How to Change Your Habits

September 29, 2010 15:37
How to Change Your Habits

Welcome to the department dedicated to habits. As you can tell by the picture to the right, we cover sadfboth the good and the bad: how to form helpful habits such as eating the right foods and how to break bad ones such as eating the wrong foods. (Among many other habits.)

Updated frequently, the departments below offer article tips, to help you take control of your habits before they take control of you.

The Best Advice You'll Ever Hear

Navigating the treacherous waters that are negative habits isn't easy. Trying to change confuses and frustrates. It teases with bits of progress, only to tug you right back down the next day. It can be downright maddening. That is why speaking to someone who knows is so valuable.

No matter what you want to stop--or start--doing, someone has done it. They've lived through the crises and came out alive. They have dealt with the confusion and found a way to make sense of it all. They've done it, and they can help you do it too.

To get the best kind of advice--the type that comes from people who have been there--begin with the simple tips below.

1. Ask around. Do you know any friends that had the same habit as you and successfully replaced it? How about people at work? Maybe your husband's or wife's great aunt?

Whoever it is and wherever they are, get in touch with them. Talk about what you're going through. They'll be flattered that you sought them out. Not only that, but they'll also tell you insights that you couldn't have found anywhere else.

2. Join a group. For the big players in the world of negative habits, groups abound. Whether you want to quit smoking or shopping or losing your temper or eating too much, chances are good that a formal or informal organization is there to help. If one person can make such a big difference, just imagine what a gang of friends could accomplish.

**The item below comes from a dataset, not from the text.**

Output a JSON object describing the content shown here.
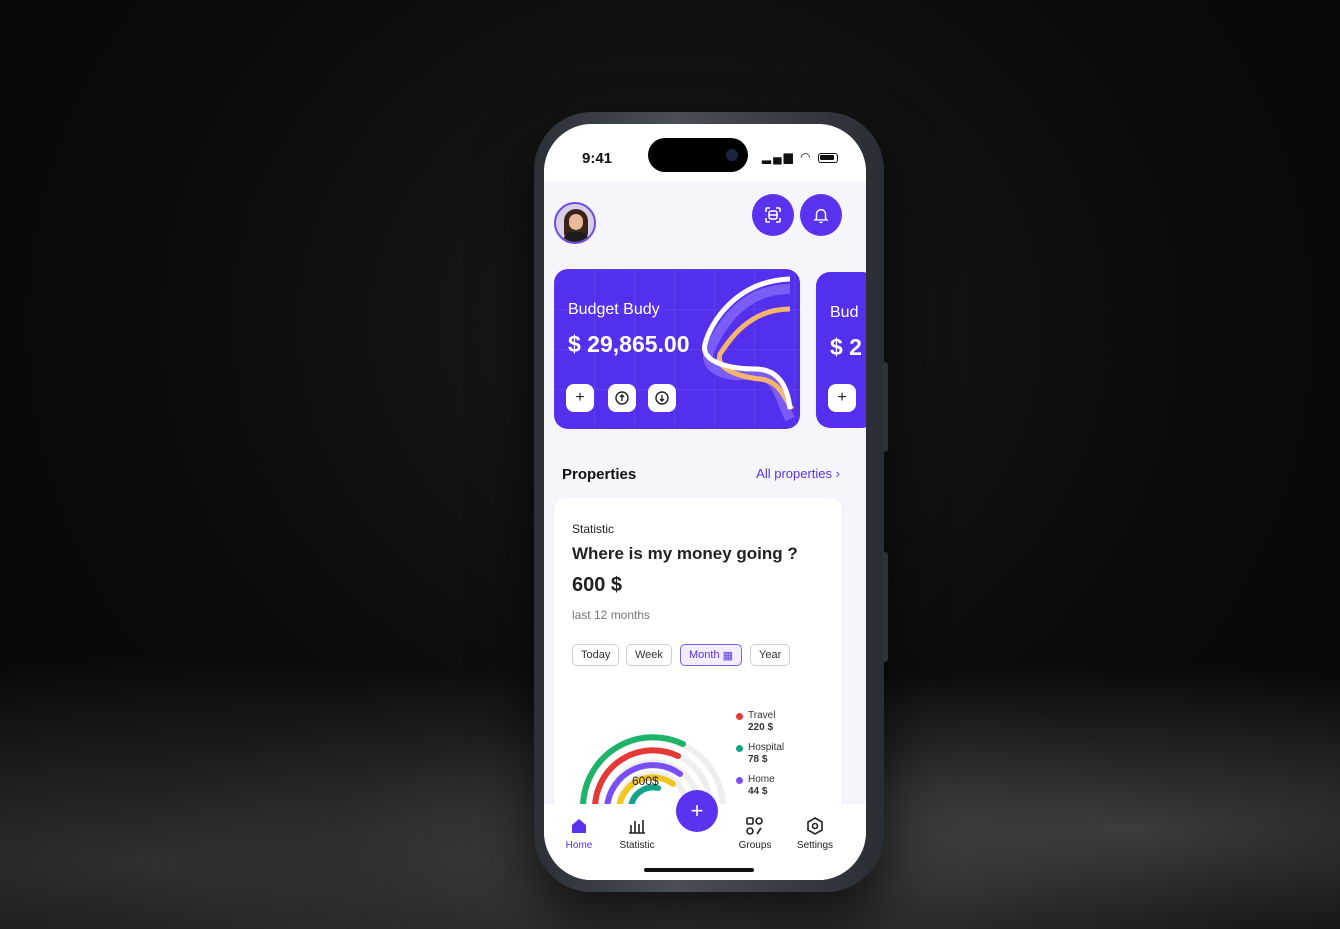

3. Look it up. I can't think of many resources that can beat the value, convenience, and cost of your public library. It's an amazing tool, rarely used and often ignored. But not by you.

If you want to change, you're going to visit to your local library (or their Web site) and check out a few books on your habit. Experts and firsthand witnesses have sat down, written out proven ways to beat your habits, and hid the solution between two covers. What more could you ask for?